The oddly named “News of the World” was apparently anything but. Neither “news” nor “of the world” this British tabloid abruptly folded after 168 years, rocked by a breaking scandal involving “phone hacking” — which you can hear more about throughout the media.
What brought the paper down isn’t the content — NOTW was the biggest selling English-language newspaper in the world. It didn’t close because of any moral compass or self-correcting reboot. The only thing that caused News of The World to stop the presses and cease to be is simply this: they got caught.
Many in the media will argue that scandal sells and getting the story at any cost goes with the territory. Especially in a competitive business environment.
But what if this turn of events marked the beginning of a media transformation? At first — maybe — some will over-compensate for even the slightest appearance of impropriety, perhaps even having a moratorium on malicious gossip, for at least a brief time. But how long will that last — and what, then, would take its place?

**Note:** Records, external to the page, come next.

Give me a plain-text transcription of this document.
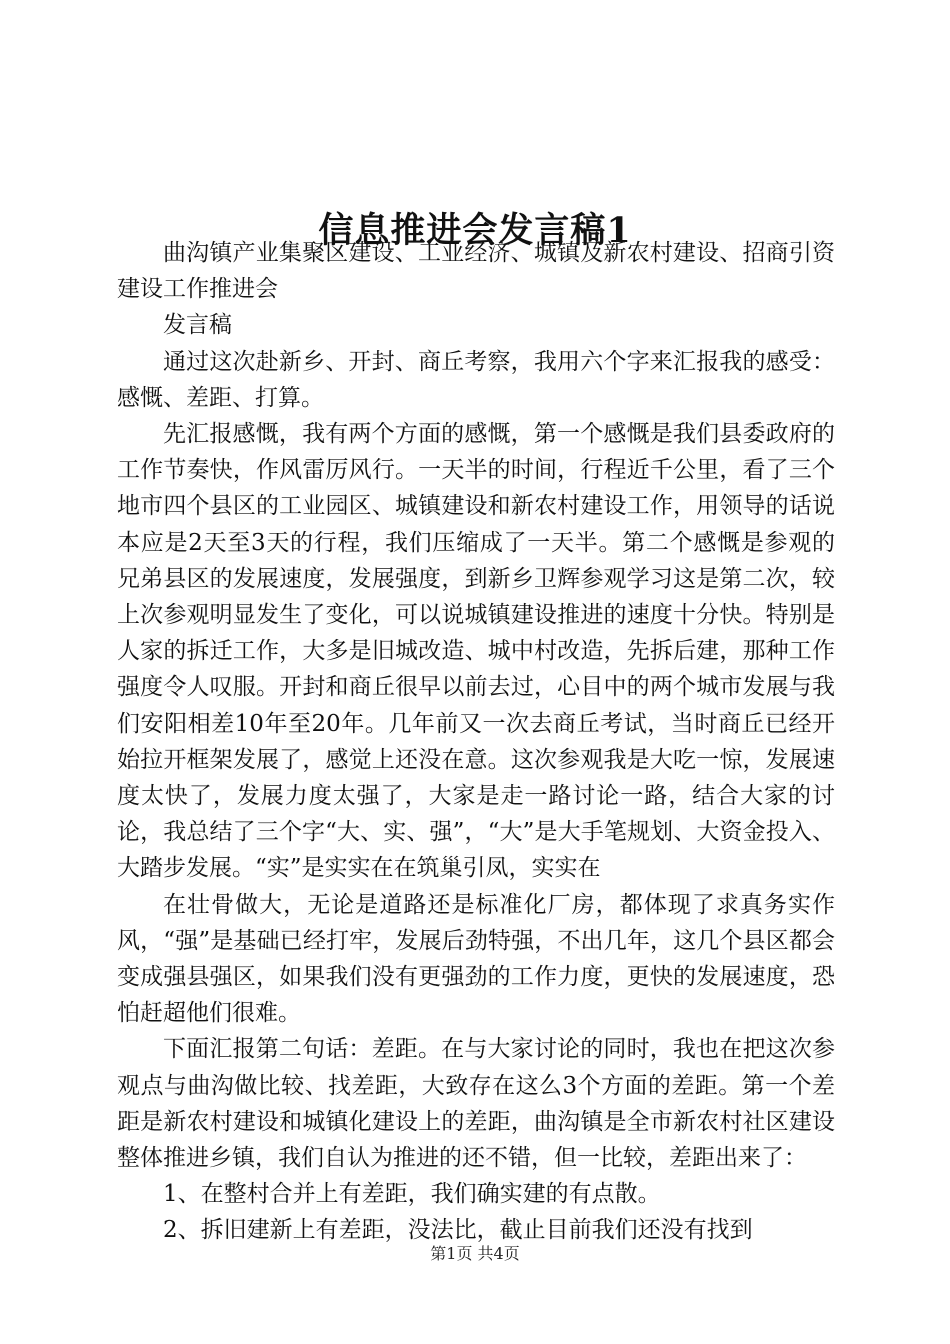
信息推进会发言稿1

曲沟镇产业集聚区建设、工业经济、城镇及新农村建设、招商引资建设工作推进会

发言稿

通过这次赴新乡、开封、商丘考察，我用六个字来汇报我的感受：感慨、差距、打算。

先汇报感慨，我有两个方面的感慨，第一个感慨是我们县委政府的工作节奏快，作风雷厉风行。一天半的时间，行程近千公里，看了三个地市四个县区的工业园区、城镇建设和新农村建设工作，用领导的话说本应是2天至3天的行程，我们压缩成了一天半。第二个感慨是参观的兄弟县区的发展速度，发展强度，到新乡卫辉参观学习这是第二次，较上次参观明显发生了变化，可以说城镇建设推进的速度十分快。特别是人家的拆迁工作，大多是旧城改造、城中村改造，先拆后建，那种工作强度令人叹服。开封和商丘很早以前去过，心目中的两个城市发展与我们安阳相差10年至20年。几年前又一次去商丘考试，当时商丘已经开始拉开框架发展了，感觉上还没在意。这次参观我是大吃一惊，发展速度太快了，发展力度太强了，大家是走一路讨论一路，结合大家的讨论，我总结了三个字“大、实、强”，“大”是大手笔规划、大资金投入、大踏步发展。“实”是实实在在筑巢引凤，实实在

在壮骨做大，无论是道路还是标准化厂房，都体现了求真务实作风，“强”是基础已经打牢，发展后劲特强，不出几年，这几个县区都会变成强县强区，如果我们没有更强劲的工作力度，更快的发展速度，恐怕赶超他们很难。

下面汇报第二句话：差距。在与大家讨论的同时，我也在把这次参观点与曲沟做比较、找差距，大致存在这么3个方面的差距。第一个差距是新农村建设和城镇化建设上的差距，曲沟镇是全市新农村社区建设整体推进乡镇，我们自认为推进的还不错，但一比较，差距出来了：

1、在整村合并上有差距，我们确实建的有点散。

2、拆旧建新上有差距，没法比，截止目前我们还没有找到

第1页 共4页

It’s hard to imagine anything really taking precedence over money. There are few things in life that wield power like money does. And, until light and goodness, hope and possibility are packaged as best-sellers, we have to wonder why and how anything will change.
Didn’t think I’d be quoting the comedian (and dharma student) Garry Shandling here, but he says it all: “We need something in our society that says there’s some importance to heart and authenticity, not just money, power and how are we going to control the world.”
Who is going to be the breakthrough?